- Official television poster
- Written by: Nicole Bujard; Ulli Bujard; Frank Raki; Annette Simon;
- Directed by: Michael Karen
- Starring: Janin Reinhardt; Stephan Luca [de]; Sonja Kirchberger; Rolf Kanies;
- Theme music composer: Siggi Mueller
- Country of origin: Germany
- Original languages: German; English; French;

Production
- Producers: Hendrik Feil; Martin Kircher;
- Cinematography: Jochen Stäblein
- Editor: Stefan Essl
- Running time: 90 minutes
- Production company: Wasabi Film

Original release
- Release: 16 October 2008

= Die Bienen – Tödliche Bedrohung =

2008 film

Die Bienen – Tödliche Bedrohung (English: Killer Bees) is a 2008 German television horror film directed by Michael Karen and stars Janin Reinhardt, Rolf Kanies, and Sonja Kirchberger.

==Plot==
When Karla brings her father Hans to a clinic in Mallorca because he was stung by a bee, it does not look good for him.

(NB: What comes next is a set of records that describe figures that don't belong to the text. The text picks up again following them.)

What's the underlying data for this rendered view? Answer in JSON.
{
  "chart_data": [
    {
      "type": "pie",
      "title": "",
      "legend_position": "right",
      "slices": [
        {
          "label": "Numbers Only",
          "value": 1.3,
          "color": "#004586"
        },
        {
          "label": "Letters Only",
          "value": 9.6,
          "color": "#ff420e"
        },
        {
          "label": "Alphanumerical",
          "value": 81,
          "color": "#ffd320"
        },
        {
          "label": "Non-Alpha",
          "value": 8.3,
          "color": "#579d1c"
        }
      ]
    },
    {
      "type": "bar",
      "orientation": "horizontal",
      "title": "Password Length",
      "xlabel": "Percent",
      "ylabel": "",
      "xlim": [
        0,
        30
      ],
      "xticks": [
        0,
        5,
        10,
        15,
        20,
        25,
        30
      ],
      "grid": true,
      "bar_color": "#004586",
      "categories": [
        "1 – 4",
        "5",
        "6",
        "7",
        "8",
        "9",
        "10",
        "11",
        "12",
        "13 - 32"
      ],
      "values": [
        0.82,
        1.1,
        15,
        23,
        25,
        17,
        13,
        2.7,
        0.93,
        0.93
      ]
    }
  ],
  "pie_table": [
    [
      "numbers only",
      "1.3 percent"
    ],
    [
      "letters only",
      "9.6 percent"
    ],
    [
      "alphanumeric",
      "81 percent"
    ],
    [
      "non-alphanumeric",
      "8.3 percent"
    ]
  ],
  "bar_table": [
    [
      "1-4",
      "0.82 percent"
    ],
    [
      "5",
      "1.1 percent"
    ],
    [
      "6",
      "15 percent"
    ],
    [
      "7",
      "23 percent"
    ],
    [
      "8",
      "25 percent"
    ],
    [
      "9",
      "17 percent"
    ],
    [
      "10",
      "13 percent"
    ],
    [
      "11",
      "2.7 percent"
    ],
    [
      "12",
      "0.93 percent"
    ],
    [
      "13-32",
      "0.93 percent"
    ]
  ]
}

The doctors insist that he suffered a normal bee sting, but Karla is convinced otherwise. Together with the researcher Ben she sets out to find the real cause of her father's condition. They find oversized bees, which are also extremely aggressive. This new insect species is a major threat to thousands of people on the holiday island.

==Production==
The film was shot in only 23 days in Mallorca.

==Release==
The film aired on 16 October 2008 as a television film on Sat 1. In France it was released on 1 October 2009 as direct-to-DVD project as L'Île des abeilles tueuses. Killer Bees was given a US DVD release in June 2010 over Maverick Entertainment.

==Soundtrack==
The score was composed by the Bavarian film composer Siggi Mueller.